Molti sono rimasti colpiti dallo stile del nuovo Twin Peaks, anche se non tutti gli episodi sono facili da interpretare, come può immaginare qualsiasi fan del regista David Lynch. Se i primi due episodi di questo revival ambientato 25 anni dopo la serie tv originale hanno giocato più sul lato sinistro e oscuro di Lynch, gli episodi 3 e 4 hanno puntato soprattutto sull’umorismo a volte assurdo della serie. Vediamo insieme i cinque momenti più lynchiani di questa parte di Twin Peaks.

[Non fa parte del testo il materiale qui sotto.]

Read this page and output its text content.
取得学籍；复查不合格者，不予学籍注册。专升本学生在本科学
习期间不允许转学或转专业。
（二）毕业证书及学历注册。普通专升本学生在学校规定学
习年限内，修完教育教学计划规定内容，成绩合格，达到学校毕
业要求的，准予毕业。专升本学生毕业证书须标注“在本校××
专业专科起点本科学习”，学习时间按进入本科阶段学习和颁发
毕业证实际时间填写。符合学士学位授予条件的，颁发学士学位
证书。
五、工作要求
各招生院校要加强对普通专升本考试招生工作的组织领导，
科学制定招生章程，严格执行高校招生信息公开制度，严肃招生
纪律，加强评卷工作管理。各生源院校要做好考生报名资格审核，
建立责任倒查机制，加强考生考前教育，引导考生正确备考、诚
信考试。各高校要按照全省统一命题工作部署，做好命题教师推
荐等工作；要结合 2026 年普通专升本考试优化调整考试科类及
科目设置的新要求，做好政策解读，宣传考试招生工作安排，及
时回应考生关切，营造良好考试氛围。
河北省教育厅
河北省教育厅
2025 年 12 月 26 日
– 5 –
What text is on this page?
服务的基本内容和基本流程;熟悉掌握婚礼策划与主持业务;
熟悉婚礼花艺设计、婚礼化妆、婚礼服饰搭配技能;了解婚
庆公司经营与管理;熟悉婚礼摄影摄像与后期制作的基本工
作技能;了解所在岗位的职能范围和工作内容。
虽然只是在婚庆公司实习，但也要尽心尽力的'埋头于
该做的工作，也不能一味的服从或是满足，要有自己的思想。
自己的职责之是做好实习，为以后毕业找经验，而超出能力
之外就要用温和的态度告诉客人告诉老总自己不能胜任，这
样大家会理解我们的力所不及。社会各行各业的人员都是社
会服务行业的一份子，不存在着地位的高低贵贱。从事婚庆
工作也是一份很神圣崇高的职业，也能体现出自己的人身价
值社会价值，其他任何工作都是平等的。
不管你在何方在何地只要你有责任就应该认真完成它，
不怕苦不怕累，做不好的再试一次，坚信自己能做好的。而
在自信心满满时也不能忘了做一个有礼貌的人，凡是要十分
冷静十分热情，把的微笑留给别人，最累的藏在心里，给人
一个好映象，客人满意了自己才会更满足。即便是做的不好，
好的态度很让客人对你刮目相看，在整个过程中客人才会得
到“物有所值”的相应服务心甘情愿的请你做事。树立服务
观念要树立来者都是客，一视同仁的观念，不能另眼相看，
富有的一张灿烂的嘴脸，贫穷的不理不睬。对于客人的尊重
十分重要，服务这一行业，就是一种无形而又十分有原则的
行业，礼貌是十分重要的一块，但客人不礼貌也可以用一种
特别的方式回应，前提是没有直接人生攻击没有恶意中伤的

La fuga di Dale Cooper nell’altra dimensione

L’apertura di circa venti minuti dell’episodio 3 di Twin Peaks sembra una delle cose più strane che David Lynch abbia mai prodotto sullo schermo, e questo la dice lunga. Siamo in puro territorio Eraserhead. Questa sequenza inizia con l’ agente Cooper (Kyle MacLachlan) che cade nello spazio e in uno strano edificio in metallo circondato da un oceano viola. Da lì arriva una donna senza occhi che comunica con strani rumori, e insieme a Cooper sta in piedi in cima ad una scatola di metallo nello spazio per allontanarsi da qualcosa che sta sbattendo sulla porta. Intanto la testa galleggiante del Maggiore Briggs galleggia come una sorta di cameo.

Mr Jackpots

L’agente Cooper, finalmente liberato dalla Loggia Nera nel mondo reale dopo 25 anni, si avvia in un casinò di Las Vegas (https://casino.netbet.it/), ben diverso dalle slot machine online. Ha sostituito Dougie Jones, uno schiavo in sovrappeso apparentemente creato dal male e sembra fin dall’inizio avere dei seri danni al cervello. Entra nel casinò dove comincia a giocare alle slot machine e vince più volte il grande jackpot urlando “Helloooo!” mentre le monete scorrono fuori.

Wally Brando

Dato che durante la serie tv originale il personaggio di Lucy Moran era incinta del bambino del Vice Andy Brennan, sapevamo che quel bambino avrebbe 24 anni oggi. Infatti in questo revival Lucy e Andy hanno un figlio di nome Wally Brando, che ricorda il nome di Marlon Brando, con cui condivide anche il giorno del compleanno. Wally Brando è interpretato da Michael Cera, in un cammeo lungo, strano ed esilarante. Sembra che Wally prenda il suo nome molto seriamente. Alcuni fan potrebbero odiare questa scena, che potrebbe essere l’unica apparizione di Wally Brando per tutto quello che sappiamo, ma è assolutamente il Lynch assurdo, comico, al suo meglio.

L’emotività di Bobby Briggs

Non è stato nei primi episodi, ma negli episodi 3 e 4, il momento in cui abbiamo finalmente avuto il primo sguardo dell’ ex cattivo ragazzo impegnato nel traffico della droga Bobby Briggs, che ora è un vice dello sceriffo! Sembra sempre un personaggio un po’ folle ed eccentrico e in una scena entra nella sala conferenze dove Hawk ha tutti gli oggetti del periodo di Dale Cooper a Twin Peaks…tra cui la famosa foto di Laura Palmer, la sua ex ragazza. In un attimo quasi come una parodia della serie originale, Bobby comincia a piangere alla vista della sua bella fidanzata scomparsa.

I coniglietti di cioccolata

In una scena che sottolinea l’inclinazione di Lynch per l’umorismo assurdo, il Vice Capo Hawk (Michael Horse) elabora tutte le informazioni a disposizione sull’agente Dale Cooper, dal suo soggiorno in città oltre 25 anni fa, quando stava investigando sull’omicidio di Laura Palmer. Tra le prove del caso c’è una scatola di coniglietti di cioccolato che apparteneva a Laura, a cui l’agente Cooper si riferiva con ironia nell’ episodio pilota originale. Con un coniglietto di cioccolato mancante, una isterica e lacrita Lucy (Kimmy Robertson) confessa che 25 anni fa ha mangiato le prove, perché ha letto da qualche parte che il cioccolato è buono per aiutare ad eliminare il gas.